The Turnbull & Asser handkerchief ($98) is for the copious tears you will cry on night three (in your old bedroom, with the Smiths poster on the wall). The Comme des Garçons Super Fluo pouch ($106) is the place to stash the pills (prescription!) to keep your mood aloft. The Mont Blanc Meisterstuck pen ($935) and Smythson Panama notebook ($80) will allow you, late at night, to scribble the thoughts you could not utter during the day.
The BeoPlay H6 headphones ($399) block out the outside world completely. Plug them into your iPad, which is protected from the grimy hands of inquisitive preschool-age nephews in a Pierre Hardy iPad Mini case ($195); the Adopted white/gold leather wrap case ($40) keeps your iPhone 6 safe.

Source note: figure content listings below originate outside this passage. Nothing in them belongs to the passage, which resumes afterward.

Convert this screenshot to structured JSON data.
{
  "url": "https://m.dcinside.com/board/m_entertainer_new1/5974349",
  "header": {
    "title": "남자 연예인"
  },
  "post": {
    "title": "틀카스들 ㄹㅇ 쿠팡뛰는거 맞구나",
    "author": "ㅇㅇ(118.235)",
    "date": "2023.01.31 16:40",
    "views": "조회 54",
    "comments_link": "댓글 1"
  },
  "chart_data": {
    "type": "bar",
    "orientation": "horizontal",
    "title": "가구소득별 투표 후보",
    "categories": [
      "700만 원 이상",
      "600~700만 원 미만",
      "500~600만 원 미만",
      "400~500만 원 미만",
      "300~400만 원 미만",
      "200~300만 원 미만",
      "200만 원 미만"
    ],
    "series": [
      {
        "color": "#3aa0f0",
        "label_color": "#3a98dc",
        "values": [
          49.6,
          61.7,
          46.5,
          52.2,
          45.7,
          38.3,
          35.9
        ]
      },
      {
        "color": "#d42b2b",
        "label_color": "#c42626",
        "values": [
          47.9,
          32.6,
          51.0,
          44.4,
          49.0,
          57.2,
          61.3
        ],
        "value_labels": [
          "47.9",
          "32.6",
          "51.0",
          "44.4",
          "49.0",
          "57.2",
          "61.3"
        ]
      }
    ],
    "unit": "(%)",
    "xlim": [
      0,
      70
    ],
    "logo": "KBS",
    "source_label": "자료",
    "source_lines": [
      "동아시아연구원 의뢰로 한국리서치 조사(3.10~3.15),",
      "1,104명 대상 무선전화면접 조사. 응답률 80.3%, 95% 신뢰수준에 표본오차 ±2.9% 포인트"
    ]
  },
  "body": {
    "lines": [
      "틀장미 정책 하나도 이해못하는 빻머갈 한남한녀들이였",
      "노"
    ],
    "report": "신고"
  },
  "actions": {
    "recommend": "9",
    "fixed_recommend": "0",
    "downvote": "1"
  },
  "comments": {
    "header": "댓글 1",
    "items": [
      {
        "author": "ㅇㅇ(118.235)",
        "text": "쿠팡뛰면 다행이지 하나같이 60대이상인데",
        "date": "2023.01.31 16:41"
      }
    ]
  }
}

The Cire Trudon Nazareth candle ($105) will assist you in your attempt at a spiritual moment once the festivities have died down—a process helped along by the Paul Morelli necklace and meditation bell ($17,050). Ommm.
The collapsible Ghurka tray ($175) holds precious items, including the Cartier bracelet ($4,650). Also pictured: Our fashion director’s Rolex Datejust watch ($7,150).
Here we have a pair of Dior Homme Black Tie sunglasses ($490) to hide your eyes the morning after a rough night, and a Maiden Noir beanie ($30) for melancholy strolls through your old hometown. The Bond No. 9 Tola ($300) cologne will conceal the smell of desperation.
Finally, the red Mark Cross card wallet ($495) will hold the driver’s license you no longer need to show at the tavern in town; and, voilà, to give you a close shave or just to fill your head with amusingly morbid fantasies of ending it all, the Baxter of California x Base Camp straight razor ($350).